Analyzing this event, it becomes evident that there are various factors from that era intertwined within it, as Ryan rightly pointed out. The year the Flatwoods event occurred marked the third year of successful Soviet nuclear testing. During that time, Americans commonly spread rumors that the Air Force patrolled the skies over the entire United States 24 hours a day, vigilant for any secret Soviet atomic bomb drops. Furthermore, the American public, living in the anxiety and fear of the Cold War, had to adapt to the rapid technological advancements driven by the era. It was under this significant backdrop that even the most reputable and relatable magazine of that time, “Life,” began publishing articles about UFO sightings (one of which was released five months before the Flatwoods event). Amidst the sweep of major phenomena such as the Cold War, conspiracy theories, the New Age movement, and UFO mania, the seeds of American anxiety began to sprout in the fertile ground of conspiracy theories.
During that era, not only did stories like the Flatwoods Monster emerge, but also infamous accounts of sightings like the Hopkinsville Goblins, the Cassablanca Octopus Man, and the Mothman of Point Pleasant. Additionally, this era witnessed the flourishing of American UFO researchers and the fervent enthusiasm for UFO sightings. According to investigations conducted by the Citizens’ UFO Investigation Committee, over 400 UFO sighting incidents occurred annually in the United States. This trend persisted until the late 20th and early 21st centuries, when remnants of this wave still influenced the United States. During that time, numerous legends of Bigfoot and Chupacabra also emerged. After formally entering the 21st century, due to various domestic factors including policies, legends began to surge into the country like waves, blending with other elements. This led to the emergence of a plethora of roadside literature. Personally, I’ve come across dozens of different versions of “Unsolved Mysteries of the World,” with many cases having given rise to “legends” under the influence of the American UFO mania.

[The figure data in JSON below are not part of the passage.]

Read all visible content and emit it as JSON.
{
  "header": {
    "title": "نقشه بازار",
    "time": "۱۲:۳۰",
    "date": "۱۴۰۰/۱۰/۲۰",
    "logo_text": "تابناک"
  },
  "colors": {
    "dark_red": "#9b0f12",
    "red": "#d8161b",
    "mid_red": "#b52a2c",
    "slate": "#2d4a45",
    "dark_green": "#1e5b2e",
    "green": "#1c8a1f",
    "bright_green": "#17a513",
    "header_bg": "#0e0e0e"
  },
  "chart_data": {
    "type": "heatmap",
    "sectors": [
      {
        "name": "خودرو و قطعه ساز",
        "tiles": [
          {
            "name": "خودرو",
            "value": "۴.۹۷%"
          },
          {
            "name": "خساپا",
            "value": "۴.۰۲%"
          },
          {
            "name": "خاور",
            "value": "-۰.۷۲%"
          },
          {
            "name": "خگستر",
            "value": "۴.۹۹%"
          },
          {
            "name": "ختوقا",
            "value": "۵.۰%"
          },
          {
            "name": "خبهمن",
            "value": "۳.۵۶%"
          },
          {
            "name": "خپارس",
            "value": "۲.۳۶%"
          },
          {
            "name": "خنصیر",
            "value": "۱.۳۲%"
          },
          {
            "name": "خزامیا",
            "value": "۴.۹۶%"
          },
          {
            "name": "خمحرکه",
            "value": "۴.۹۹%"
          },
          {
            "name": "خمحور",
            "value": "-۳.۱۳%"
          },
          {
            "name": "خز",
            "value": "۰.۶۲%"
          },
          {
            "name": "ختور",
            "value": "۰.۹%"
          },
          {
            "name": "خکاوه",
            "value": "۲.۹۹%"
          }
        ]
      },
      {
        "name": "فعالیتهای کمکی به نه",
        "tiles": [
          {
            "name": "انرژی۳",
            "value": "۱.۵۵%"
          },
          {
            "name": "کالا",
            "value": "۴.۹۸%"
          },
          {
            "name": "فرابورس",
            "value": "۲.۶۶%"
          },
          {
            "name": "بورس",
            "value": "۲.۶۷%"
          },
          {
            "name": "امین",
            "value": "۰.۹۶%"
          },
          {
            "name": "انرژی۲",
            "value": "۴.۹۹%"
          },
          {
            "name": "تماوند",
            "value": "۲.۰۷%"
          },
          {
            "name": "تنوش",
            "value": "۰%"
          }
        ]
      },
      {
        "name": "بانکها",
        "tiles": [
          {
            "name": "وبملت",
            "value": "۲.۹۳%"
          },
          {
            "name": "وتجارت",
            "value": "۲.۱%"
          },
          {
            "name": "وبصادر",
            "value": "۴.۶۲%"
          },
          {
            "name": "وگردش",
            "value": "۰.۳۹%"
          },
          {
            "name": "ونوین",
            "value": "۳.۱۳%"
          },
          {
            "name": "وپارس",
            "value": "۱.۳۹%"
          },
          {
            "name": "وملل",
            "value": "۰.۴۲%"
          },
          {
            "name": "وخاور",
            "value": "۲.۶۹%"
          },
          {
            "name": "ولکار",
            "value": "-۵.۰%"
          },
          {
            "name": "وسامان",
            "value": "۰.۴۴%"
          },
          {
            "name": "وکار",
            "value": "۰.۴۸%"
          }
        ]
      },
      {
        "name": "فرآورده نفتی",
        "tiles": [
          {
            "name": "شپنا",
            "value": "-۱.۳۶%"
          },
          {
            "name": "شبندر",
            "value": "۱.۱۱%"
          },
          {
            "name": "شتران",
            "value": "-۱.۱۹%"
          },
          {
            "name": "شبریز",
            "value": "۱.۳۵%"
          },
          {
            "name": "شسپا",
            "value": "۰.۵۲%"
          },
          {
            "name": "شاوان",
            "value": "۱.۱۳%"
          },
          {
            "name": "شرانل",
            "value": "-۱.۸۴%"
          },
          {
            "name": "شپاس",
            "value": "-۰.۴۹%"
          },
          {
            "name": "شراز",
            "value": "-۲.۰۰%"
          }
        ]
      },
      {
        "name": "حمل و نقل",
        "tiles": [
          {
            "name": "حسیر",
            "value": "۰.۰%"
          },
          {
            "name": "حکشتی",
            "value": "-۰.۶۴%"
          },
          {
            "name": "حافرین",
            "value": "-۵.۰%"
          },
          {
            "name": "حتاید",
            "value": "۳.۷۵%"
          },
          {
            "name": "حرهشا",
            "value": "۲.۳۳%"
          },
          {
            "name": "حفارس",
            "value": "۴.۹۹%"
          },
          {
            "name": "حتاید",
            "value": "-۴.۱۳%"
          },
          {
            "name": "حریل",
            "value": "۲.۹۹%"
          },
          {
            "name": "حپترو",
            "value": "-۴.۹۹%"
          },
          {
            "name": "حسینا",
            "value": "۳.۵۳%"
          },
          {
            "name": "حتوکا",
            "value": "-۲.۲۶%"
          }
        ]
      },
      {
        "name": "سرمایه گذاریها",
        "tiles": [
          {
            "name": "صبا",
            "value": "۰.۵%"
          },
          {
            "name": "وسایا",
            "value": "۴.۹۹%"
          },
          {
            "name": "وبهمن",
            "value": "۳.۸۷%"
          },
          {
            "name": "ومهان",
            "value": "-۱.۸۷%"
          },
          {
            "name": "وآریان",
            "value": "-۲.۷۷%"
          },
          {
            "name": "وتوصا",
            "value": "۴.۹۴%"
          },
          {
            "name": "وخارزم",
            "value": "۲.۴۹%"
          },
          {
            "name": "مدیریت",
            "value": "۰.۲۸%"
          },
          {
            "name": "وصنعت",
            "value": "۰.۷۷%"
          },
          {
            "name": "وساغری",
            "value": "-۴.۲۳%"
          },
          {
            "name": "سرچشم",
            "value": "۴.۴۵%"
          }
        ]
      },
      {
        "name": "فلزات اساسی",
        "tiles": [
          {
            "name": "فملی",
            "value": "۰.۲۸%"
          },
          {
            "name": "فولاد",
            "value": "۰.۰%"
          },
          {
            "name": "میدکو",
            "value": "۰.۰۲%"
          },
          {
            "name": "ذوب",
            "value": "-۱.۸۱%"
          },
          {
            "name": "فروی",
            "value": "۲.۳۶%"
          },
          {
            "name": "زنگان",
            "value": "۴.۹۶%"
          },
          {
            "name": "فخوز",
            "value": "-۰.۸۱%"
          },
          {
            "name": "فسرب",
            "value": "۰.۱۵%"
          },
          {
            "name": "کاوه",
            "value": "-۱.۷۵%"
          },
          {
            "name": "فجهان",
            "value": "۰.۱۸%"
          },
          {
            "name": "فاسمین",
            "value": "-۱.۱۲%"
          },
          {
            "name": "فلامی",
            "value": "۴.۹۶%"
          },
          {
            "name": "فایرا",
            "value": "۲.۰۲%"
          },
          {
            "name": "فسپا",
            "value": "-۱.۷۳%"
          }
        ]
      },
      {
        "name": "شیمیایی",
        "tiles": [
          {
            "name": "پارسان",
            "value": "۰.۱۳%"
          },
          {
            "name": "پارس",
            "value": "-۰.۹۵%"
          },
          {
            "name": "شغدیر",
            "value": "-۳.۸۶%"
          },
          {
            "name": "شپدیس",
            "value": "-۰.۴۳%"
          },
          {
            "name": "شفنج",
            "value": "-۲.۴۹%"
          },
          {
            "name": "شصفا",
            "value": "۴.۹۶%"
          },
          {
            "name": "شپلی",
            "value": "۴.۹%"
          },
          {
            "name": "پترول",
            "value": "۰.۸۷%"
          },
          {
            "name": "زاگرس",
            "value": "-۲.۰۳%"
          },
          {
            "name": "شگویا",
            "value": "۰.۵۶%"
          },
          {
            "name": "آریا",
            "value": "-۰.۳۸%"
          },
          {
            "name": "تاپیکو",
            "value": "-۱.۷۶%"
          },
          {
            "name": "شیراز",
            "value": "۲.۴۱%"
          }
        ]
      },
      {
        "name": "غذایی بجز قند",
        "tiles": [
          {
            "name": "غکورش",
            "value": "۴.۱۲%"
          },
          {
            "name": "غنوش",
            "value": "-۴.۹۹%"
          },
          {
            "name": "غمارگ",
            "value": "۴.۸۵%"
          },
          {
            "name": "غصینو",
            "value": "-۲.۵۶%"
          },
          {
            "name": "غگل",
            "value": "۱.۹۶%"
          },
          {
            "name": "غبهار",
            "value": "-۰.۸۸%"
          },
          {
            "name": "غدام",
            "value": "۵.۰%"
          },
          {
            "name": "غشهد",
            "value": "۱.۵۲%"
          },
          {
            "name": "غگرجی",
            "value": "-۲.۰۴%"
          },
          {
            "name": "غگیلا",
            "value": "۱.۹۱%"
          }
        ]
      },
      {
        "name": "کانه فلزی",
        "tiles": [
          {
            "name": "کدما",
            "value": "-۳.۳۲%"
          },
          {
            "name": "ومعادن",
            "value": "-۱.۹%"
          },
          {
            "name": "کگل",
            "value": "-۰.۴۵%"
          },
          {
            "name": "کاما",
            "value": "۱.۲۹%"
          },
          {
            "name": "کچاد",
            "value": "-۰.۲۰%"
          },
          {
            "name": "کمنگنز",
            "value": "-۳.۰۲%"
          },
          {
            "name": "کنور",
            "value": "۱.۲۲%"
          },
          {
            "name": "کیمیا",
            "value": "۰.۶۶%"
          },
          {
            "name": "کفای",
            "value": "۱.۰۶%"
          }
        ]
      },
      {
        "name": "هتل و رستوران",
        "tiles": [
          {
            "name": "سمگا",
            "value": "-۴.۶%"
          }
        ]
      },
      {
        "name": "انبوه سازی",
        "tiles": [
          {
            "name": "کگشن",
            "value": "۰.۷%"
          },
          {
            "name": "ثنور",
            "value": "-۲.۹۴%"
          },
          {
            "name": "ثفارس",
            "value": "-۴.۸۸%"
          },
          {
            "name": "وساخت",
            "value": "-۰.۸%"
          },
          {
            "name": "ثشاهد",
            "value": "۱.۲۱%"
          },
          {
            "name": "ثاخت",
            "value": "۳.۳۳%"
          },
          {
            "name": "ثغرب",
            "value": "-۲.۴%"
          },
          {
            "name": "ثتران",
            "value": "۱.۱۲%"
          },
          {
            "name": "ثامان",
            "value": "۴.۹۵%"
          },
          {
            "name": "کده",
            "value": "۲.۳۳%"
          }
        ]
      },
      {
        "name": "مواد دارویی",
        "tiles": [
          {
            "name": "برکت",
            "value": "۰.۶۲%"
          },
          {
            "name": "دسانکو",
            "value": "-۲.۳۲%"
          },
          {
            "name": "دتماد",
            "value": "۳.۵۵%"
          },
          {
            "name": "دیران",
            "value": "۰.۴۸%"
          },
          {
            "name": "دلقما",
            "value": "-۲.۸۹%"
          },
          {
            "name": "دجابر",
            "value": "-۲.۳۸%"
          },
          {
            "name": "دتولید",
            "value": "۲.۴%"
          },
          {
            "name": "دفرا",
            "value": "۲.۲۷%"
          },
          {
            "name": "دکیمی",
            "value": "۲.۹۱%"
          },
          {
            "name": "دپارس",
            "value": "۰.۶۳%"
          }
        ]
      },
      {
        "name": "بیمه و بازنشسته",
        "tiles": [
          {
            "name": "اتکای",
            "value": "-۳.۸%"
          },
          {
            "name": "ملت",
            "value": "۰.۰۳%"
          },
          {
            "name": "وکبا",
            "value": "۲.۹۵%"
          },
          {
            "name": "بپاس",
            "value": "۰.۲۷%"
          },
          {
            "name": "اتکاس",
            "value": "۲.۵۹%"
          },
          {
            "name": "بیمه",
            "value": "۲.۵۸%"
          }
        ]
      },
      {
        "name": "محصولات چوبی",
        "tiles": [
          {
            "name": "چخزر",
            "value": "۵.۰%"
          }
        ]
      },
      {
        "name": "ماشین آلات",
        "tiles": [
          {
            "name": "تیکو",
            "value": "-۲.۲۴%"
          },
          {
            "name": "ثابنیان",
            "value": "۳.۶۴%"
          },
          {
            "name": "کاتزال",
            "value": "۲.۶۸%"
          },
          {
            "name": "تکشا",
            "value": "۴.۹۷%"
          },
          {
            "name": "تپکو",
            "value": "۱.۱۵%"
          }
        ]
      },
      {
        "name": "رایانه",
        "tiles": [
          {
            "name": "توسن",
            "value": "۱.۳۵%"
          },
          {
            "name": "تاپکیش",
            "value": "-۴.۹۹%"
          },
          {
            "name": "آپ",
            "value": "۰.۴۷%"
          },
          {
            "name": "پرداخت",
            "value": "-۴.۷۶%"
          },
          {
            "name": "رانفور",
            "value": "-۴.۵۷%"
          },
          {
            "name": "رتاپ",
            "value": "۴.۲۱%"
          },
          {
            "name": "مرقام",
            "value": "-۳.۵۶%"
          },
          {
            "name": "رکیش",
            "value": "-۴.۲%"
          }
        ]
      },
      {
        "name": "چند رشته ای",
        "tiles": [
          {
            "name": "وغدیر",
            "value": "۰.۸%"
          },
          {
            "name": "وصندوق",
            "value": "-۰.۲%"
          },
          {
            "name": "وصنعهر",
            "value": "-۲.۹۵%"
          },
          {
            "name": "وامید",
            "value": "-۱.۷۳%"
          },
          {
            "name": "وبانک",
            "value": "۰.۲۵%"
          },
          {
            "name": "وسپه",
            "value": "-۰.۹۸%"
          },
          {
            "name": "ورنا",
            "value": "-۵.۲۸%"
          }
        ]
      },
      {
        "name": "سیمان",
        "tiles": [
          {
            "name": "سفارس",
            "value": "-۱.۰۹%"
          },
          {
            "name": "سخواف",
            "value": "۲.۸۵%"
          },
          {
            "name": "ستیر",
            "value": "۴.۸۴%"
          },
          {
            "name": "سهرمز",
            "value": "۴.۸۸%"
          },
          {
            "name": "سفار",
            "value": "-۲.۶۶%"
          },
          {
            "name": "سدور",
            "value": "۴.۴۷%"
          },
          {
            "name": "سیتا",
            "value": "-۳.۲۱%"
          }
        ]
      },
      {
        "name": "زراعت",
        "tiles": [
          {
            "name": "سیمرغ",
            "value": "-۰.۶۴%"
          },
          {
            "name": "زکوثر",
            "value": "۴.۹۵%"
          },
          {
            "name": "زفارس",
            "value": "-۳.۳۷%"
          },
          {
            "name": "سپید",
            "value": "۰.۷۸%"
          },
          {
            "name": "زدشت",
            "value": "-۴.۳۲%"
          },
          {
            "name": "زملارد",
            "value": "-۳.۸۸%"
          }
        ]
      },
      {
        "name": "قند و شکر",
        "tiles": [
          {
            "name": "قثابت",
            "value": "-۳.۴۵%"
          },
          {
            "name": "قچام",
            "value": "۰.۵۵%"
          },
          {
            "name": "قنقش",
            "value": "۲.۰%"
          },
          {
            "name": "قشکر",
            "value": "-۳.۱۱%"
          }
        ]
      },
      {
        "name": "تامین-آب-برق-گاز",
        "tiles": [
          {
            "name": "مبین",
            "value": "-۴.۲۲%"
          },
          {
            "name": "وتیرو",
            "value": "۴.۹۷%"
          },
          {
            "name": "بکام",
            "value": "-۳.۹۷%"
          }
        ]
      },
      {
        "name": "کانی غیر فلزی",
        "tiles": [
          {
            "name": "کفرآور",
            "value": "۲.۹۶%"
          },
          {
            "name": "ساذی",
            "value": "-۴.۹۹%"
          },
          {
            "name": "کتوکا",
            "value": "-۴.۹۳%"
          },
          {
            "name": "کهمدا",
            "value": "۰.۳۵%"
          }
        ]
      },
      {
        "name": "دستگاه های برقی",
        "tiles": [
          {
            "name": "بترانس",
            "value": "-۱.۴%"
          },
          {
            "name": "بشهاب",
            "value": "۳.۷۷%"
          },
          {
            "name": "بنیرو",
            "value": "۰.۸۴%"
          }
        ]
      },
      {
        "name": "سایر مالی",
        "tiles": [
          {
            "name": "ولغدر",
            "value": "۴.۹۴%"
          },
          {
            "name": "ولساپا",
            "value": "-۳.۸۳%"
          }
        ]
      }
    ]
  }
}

The tale of the Flatwoods Monster serves as a poignant reminder of how historical context and societal currents can shape the perceptions and beliefs of a generation. Rooted in the complexities of the Cold War and the burgeoning fascination with extraterrestrial mysteries, this event reflects a time when the boundaries between reality and imagination were blurred. As the years have rolled on, the legend has not only persisted but thrived, becoming part of the cultural fabric of Braxton County. Whether one views the incident as a product of hysteria or a genuine encounter, the Flatwoods Monster remains an enduring testament to the power of collective myth-making and the enigmatic allure of the unexplained.